藤咲家のキッチンを借りて、ささっと朝ご飯。
トーストに目玉焼きとベーコン乗っけただけだけど…。
「卵半熟だ〜‼︎めっちゃ美味しい‼︎」
「それは良かった」
叶芽の喜んでる顔見たら、文句なんて言えねーや。
コイツの笑顔はズルイ。
食後は、リビングのソファーに座りテレビを観る。
擦り寄ってくる叶芽が可愛過ぎ。
「ねぇ、晃椰。

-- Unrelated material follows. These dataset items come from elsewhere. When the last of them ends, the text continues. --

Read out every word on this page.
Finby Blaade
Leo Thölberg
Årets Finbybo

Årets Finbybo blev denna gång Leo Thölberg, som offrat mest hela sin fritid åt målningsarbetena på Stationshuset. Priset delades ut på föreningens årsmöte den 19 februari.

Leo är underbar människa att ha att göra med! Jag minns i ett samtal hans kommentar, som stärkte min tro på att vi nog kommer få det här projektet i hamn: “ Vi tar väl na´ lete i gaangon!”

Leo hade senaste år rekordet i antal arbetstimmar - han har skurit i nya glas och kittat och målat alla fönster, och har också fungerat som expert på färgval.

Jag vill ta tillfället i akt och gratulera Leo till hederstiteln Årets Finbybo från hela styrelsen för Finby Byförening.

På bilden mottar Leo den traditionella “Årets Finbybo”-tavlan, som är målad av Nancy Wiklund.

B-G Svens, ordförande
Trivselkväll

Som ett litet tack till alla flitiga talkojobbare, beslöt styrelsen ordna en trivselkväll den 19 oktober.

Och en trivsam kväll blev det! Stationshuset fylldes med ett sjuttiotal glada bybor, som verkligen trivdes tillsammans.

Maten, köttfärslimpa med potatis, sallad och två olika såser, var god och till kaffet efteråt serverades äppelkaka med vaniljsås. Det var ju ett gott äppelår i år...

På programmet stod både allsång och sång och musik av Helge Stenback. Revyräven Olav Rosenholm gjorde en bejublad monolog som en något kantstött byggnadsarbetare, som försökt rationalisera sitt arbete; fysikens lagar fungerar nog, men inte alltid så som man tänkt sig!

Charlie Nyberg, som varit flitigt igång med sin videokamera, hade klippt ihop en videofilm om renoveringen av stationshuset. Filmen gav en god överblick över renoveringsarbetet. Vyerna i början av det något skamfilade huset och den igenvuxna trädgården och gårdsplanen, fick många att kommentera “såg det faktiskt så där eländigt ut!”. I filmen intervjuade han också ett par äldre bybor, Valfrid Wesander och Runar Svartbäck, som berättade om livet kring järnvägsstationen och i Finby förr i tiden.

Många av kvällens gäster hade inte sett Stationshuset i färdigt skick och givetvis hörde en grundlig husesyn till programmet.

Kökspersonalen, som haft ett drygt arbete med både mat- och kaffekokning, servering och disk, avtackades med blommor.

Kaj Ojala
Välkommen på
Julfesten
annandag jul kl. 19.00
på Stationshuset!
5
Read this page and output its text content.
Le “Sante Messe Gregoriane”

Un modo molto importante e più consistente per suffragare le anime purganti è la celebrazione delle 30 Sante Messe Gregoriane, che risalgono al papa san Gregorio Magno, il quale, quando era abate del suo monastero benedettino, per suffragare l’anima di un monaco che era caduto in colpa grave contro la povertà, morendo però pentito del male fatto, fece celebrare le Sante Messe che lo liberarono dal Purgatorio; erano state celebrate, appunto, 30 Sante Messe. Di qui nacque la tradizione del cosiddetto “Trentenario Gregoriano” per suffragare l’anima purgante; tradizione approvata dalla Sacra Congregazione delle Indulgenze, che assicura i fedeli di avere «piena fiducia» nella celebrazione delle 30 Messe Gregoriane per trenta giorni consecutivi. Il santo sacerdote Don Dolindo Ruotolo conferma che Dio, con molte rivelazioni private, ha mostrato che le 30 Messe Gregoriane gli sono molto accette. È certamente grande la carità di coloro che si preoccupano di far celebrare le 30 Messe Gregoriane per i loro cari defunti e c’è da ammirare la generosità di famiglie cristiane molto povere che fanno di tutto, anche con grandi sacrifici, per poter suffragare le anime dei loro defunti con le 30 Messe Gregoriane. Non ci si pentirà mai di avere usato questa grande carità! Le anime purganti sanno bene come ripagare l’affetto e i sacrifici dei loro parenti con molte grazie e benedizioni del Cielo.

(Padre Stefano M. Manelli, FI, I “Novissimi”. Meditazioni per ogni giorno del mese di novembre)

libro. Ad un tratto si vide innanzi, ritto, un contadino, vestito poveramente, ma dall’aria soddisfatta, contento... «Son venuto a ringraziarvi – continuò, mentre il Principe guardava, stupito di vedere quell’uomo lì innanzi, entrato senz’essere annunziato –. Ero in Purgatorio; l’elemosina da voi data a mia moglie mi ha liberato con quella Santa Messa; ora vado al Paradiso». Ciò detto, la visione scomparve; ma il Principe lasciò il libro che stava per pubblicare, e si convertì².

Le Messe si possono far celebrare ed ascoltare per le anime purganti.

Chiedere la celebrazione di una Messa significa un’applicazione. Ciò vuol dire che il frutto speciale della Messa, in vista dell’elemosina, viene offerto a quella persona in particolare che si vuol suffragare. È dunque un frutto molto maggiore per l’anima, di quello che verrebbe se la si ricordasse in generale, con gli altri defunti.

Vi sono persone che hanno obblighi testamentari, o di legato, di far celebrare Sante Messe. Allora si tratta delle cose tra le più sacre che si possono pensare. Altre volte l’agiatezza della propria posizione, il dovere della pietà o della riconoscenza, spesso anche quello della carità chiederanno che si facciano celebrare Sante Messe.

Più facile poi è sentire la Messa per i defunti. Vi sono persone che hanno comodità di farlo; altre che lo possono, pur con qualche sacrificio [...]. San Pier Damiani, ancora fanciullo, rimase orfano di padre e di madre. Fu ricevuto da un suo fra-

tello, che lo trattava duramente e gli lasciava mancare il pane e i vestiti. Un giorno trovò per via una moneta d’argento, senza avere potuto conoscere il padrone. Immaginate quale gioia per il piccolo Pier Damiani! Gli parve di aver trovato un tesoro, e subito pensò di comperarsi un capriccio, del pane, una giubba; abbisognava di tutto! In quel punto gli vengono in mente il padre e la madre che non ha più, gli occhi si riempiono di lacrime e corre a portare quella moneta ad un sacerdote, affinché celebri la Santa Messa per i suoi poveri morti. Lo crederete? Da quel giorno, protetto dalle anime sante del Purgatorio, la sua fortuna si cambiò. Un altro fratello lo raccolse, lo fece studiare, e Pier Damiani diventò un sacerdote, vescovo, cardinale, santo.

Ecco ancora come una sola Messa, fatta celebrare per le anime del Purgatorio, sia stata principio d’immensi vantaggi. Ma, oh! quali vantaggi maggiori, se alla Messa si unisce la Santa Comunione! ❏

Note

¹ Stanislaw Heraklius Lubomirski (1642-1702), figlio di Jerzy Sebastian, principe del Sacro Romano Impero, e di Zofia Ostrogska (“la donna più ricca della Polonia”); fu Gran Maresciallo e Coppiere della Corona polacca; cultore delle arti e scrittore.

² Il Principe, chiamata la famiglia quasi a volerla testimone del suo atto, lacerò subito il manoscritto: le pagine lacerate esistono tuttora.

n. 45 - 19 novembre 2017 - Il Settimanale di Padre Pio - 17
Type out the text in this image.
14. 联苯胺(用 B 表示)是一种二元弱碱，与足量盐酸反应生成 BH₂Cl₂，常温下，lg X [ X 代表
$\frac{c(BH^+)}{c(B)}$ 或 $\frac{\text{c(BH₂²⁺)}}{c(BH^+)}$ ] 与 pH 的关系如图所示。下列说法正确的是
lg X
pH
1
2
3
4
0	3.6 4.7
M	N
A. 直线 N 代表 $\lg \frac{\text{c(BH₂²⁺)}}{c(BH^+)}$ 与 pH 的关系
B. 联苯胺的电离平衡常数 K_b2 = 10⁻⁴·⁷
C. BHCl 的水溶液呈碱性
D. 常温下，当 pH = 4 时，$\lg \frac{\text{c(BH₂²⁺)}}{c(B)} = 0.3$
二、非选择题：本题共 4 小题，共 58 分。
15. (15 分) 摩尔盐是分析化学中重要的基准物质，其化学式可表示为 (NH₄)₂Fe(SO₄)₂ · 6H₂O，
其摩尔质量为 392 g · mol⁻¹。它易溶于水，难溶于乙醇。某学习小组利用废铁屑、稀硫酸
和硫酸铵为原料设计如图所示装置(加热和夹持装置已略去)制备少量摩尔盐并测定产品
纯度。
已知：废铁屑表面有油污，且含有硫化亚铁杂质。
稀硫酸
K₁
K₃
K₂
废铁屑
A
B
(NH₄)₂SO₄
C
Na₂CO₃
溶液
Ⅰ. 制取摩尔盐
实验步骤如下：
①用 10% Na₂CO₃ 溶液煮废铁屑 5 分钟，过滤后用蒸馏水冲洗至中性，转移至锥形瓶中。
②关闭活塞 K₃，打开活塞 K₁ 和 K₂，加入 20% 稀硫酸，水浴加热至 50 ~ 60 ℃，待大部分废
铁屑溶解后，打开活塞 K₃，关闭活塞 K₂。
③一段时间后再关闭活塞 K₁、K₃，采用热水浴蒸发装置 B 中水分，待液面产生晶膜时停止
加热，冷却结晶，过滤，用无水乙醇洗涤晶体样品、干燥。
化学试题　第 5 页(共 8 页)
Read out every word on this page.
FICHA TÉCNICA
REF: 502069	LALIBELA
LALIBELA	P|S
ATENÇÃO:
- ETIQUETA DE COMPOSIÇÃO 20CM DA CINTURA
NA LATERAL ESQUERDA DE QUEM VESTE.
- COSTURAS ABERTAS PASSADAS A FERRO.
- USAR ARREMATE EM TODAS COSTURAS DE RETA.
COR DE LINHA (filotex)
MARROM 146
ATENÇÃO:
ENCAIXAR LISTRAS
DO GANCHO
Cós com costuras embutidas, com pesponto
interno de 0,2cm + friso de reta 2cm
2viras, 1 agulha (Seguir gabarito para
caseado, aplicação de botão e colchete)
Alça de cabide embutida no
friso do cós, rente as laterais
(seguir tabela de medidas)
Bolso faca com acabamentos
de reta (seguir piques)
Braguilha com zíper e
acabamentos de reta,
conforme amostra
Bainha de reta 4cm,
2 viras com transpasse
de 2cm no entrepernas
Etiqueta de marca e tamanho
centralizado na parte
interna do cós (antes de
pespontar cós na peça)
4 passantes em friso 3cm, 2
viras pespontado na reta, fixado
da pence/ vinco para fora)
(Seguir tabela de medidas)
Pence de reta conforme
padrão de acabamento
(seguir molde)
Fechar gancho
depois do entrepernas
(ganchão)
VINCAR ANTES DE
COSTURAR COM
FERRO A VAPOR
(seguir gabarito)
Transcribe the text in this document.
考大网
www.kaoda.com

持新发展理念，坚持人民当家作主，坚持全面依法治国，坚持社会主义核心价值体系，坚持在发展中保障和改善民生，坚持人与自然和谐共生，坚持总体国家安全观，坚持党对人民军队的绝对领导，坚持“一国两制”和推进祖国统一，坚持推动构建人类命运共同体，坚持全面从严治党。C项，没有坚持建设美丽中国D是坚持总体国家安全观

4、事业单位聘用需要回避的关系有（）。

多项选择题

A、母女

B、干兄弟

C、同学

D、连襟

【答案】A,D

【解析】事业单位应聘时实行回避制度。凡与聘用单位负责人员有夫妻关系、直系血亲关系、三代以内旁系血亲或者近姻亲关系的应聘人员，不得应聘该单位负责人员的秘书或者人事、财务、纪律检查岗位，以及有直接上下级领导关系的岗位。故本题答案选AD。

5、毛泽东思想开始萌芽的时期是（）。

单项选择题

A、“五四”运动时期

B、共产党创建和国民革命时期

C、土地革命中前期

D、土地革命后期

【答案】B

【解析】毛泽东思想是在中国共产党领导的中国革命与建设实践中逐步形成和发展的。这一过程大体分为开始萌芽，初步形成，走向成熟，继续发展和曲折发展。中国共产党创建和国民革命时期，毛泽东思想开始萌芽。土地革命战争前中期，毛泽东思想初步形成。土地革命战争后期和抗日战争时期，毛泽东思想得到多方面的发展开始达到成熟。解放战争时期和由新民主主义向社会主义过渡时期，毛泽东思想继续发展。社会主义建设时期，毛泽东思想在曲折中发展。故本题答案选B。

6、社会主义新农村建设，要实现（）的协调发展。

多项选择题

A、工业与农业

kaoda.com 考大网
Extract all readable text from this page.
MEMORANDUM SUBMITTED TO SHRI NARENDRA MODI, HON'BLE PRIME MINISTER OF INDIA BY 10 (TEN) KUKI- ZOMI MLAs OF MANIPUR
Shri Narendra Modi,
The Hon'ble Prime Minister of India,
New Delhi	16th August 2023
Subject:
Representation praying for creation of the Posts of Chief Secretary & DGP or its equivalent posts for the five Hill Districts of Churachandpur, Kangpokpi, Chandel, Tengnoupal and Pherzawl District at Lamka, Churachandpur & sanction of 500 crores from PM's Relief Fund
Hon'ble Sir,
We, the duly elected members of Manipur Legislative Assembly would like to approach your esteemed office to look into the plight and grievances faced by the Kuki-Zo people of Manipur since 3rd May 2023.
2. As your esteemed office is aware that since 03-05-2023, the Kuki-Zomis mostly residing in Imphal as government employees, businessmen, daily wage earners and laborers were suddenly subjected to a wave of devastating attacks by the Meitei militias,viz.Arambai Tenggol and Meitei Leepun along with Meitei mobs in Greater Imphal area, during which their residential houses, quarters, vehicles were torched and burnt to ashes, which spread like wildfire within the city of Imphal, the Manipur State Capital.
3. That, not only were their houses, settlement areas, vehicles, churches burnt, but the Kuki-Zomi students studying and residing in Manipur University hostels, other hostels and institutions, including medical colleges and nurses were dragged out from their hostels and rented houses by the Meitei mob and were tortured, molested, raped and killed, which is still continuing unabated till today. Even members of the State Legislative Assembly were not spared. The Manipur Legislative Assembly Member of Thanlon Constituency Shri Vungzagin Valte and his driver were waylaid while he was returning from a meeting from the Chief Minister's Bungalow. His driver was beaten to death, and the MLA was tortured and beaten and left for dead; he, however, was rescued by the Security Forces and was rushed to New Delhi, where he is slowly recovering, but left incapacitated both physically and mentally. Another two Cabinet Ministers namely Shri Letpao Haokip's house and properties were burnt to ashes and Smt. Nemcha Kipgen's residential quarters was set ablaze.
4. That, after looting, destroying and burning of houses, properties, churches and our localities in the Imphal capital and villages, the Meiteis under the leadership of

オムライス食べたい」
「さっき、朝メシ食ったばっかだろ…」
「お昼の話‼︎前に、晃椰が作ってくれたの食べたいの」
「お前って、ほんと甘え上手だよな」
「あとで、一緒にスーパー行こう‼︎」
俺、よっぽど惚れてる。
なんか悔しくて、叶芽の頬を掴んでキスをした。
「息苦しい…っ、んっ」
「可愛いから無理…」
「か、可愛くないから…」
「俺にとっては一番可愛い」
「うぅ…もう、やめて〜…」
両手で顔を隠し、俯いちゃった。
叶芽のワガママなら、なんでも聞いてやりたいと思う。
それで、お前が喜ぶならいくらでも。